Comunque non è molto importante sapere chi sia l’autore dell’opera. È importante invece che sia stata scritta, perché compie un’operazione importante. Quella di mettere in fila, uno dopo l’altro, tutti gli elementi concreti, utili e non passati attraverso le mani di specialisti di apologia dei viventi, per ricostruire la storia di quello che probabilmente passerà alla storia come uno dei pontificati più discutibili e discussi degli ultimi secoli.

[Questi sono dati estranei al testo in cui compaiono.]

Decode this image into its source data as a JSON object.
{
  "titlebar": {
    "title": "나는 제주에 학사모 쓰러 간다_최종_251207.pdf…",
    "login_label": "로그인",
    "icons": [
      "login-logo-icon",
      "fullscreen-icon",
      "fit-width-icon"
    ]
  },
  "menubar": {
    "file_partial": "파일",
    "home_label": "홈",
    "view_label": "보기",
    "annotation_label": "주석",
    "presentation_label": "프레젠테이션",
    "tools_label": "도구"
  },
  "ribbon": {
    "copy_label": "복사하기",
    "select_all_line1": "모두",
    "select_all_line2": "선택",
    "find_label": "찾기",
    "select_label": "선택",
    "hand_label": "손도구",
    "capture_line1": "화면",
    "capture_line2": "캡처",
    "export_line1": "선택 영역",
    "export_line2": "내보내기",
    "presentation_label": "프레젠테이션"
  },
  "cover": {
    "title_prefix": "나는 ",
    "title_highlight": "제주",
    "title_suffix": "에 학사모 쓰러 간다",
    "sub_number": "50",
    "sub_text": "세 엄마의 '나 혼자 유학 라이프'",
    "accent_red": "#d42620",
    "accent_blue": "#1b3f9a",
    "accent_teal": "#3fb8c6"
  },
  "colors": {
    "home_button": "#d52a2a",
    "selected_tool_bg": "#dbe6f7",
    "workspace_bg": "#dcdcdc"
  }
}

Se il libro ha un difetto, è quello di non essere più lungo e dettagliato. Ma già così rappresenta un quadro impressionante. Già, perché trascinati dal flusso della quotidianità, è difficile anche per chi si occupa costantemente di questi problemi avere una visione panoramica in profondità e ampiezza, dello svolgimento degli eventi. L’autore prende in esame il personaggio principale sin dagli inizi della sua carriera ecclesiastica, e mette in rilievo quelle che appaiono anche ora come caratteristiche: “Un esperto promotore di se stesso. Camuffato dietro un’immagine di semplicità e di austerità”. Una circostanza che è stata essenziale nel Conclave del 2013, attirando nella trappola anche persone – come il cardinale George, di Chicago – che poi rimpiangeranno il loro appoggio al presule argentino. Marcantonio Colonna fa aggio su un libro “El verdadero Francisco” pubblicato in Argentina da Omar Bello che per otto anni ha lavorato per l’arcivescovo, impegnandosi nel lancio di un nuovo canale televisivo della diocesi.

Non ci sono novità di grandissimo rilievo, o rivelazioni straordinarie, ne “Il Papa Dittatore”; ma certamente è molto documentato, interessante e prezioso, soprattutto per quanto riguarda operazioni discutibili come il licenziamento del Revisore Generale dei conti Libero Milone (ancora non sostituito, a quasi quattro mesi dalle dimissioni forzate…), il commissariamento dei Frati Francescani dell’Immacolata, e soprattutto sul commissariamento dell’Ordine di Malta, un’operazione di straordinaria spregiudicatezza da parte del Pontefice e della Segreteria di Stato, e in cui l’odore dei soldi prevarica su tutto e tutti, senza pietà per l’immagine solo mediatica di un regno tutto povertà e ispirazione francescana.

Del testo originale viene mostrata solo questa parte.